All told there are only 208 prime forms, an astonishingly low number. The major (diatonic) scale is one of them of course. They have codes, called Forte codes (after the guy who invented all this, Allen Forte, recently deceased). The major scale's code is "7-35". Pitch class sets seem opaque at first, but they have deep implications, especially for atonal music. The work of Schoenberg, Stravinsky, etc. would have been unimaginable without them.

Almost all the music you'll ever hear will use perhaps two or three of the 208 pitch class sets (unless you listen to a lot of atonal music!) I would be very surprised if Paul McCartney knows more than a handful of them. This is interestingly similar to the fact that almost all music is restricted to a single meter at a time.
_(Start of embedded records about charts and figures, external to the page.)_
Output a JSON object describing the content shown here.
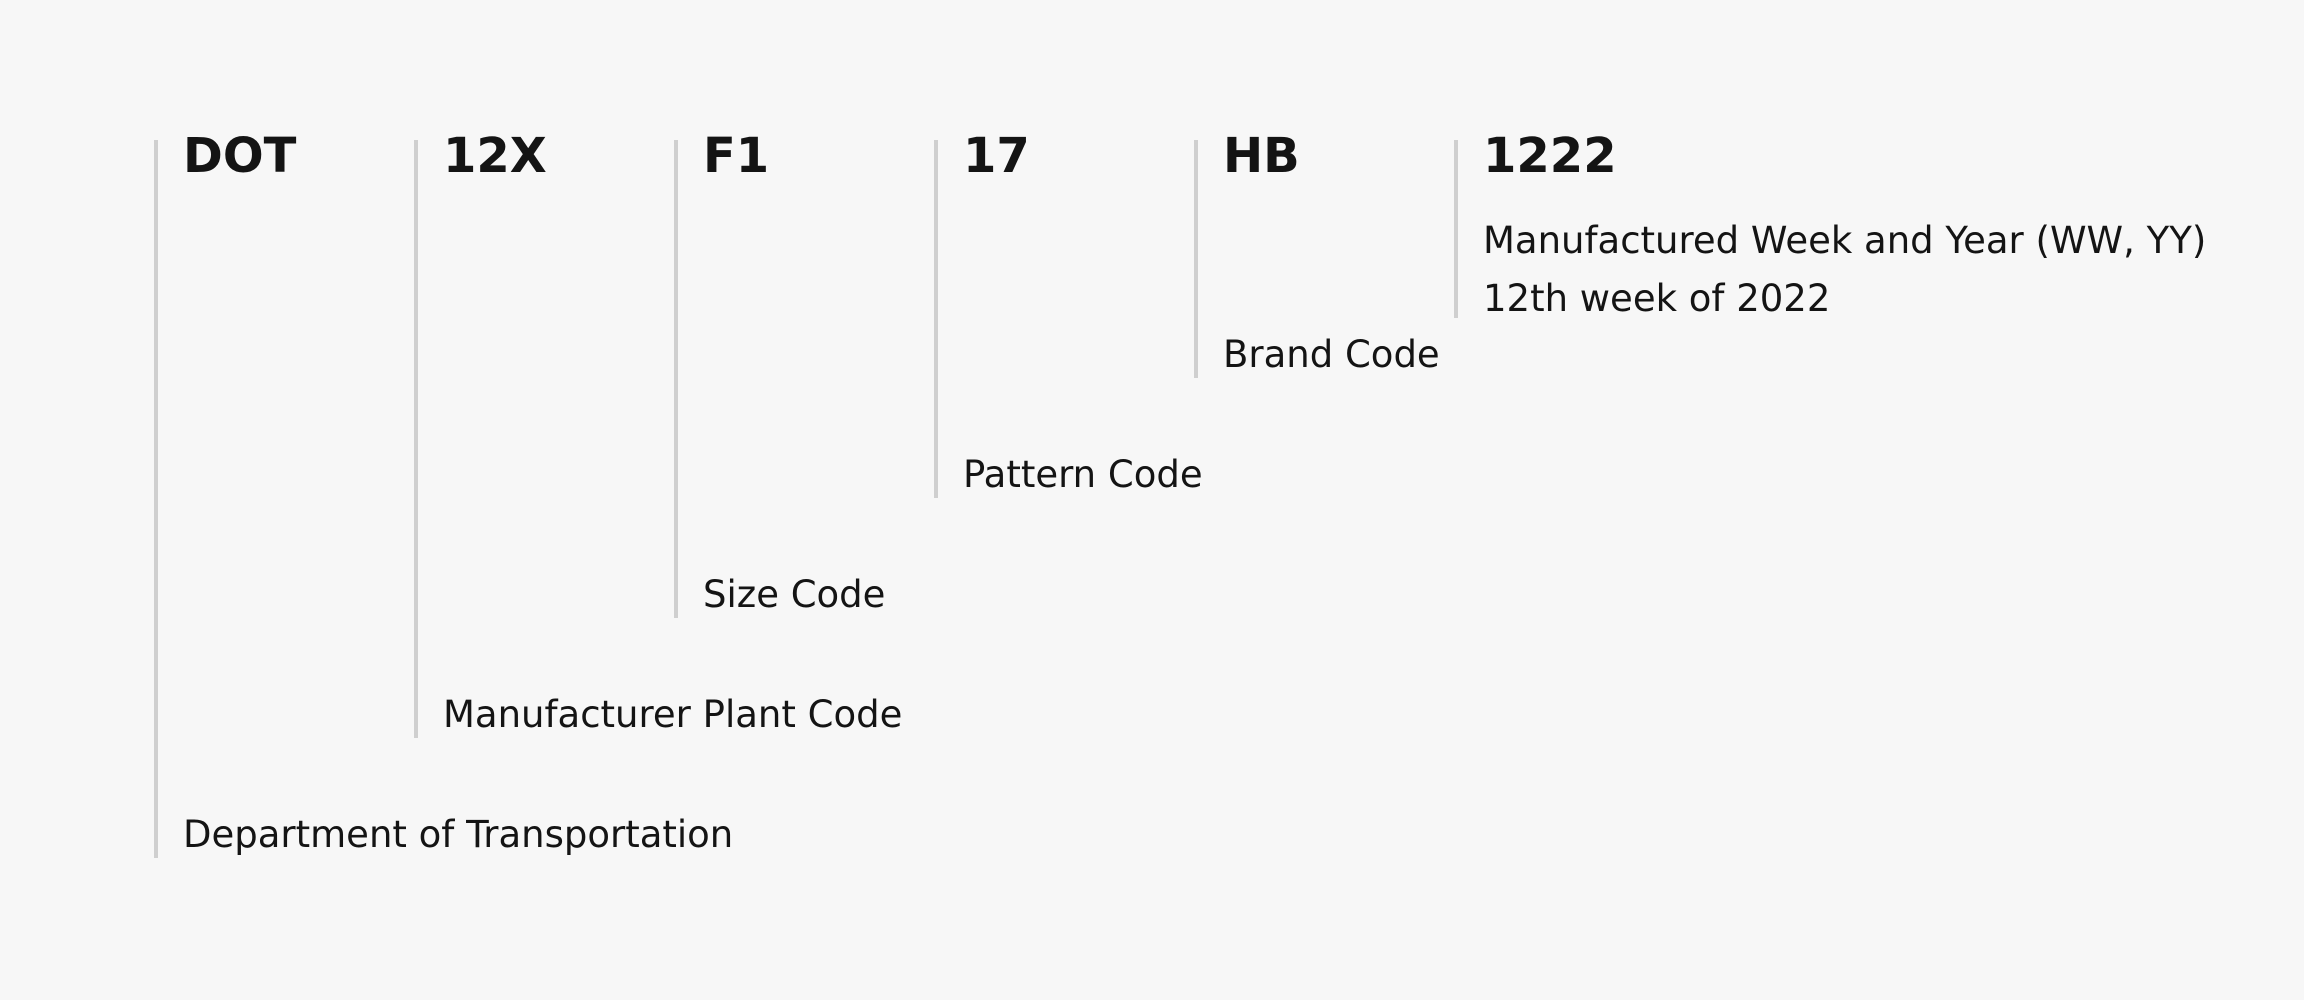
{
  "segments": [
    {
      "code": "DOT",
      "label": "Department of Transportation"
    },
    {
      "code": "12X",
      "label": "Manufacturer Plant Code"
    },
    {
      "code": "F1",
      "label": "Size Code"
    },
    {
      "code": "17",
      "label": "Pattern Code"
    },
    {
      "code": "HB",
      "label": "Brand Code"
    },
    {
      "code": "1222",
      "label": "Manufactured Week and Year (WW, YY)",
      "detail": "12th week of 2022"
    }
  ],
  "colors": {
    "background": "#f7f7f7",
    "divider": "#cfcfcf",
    "text": "#141414"
  }
}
I'm an innovator in terms of rhythm (due to extensive use of polymeter), but in terms of pitch, not so much, and I would like to change that. My first step is basically repeating Paul Nelson's work. I've already made a program that can reduce any set of pitches to its prime form. Soon I'll be able to generate his table too. It might seem like a waste of time to reinvent this particular wheel, but the process allows me to familiarize myself with the underlying concepts. For the moment it's a purely academic exercise, but one possible application would be add the prime forms (of heptatonic scales only) to ChordEase. This would allow ChordEase to be used for atonal music!

I don't always work in a straight line. A lot of what I do is pure research. Sometimes the results are useful, sometimes not. My primary motivation is to satisfy my curiosity, and I'm a very curious cat.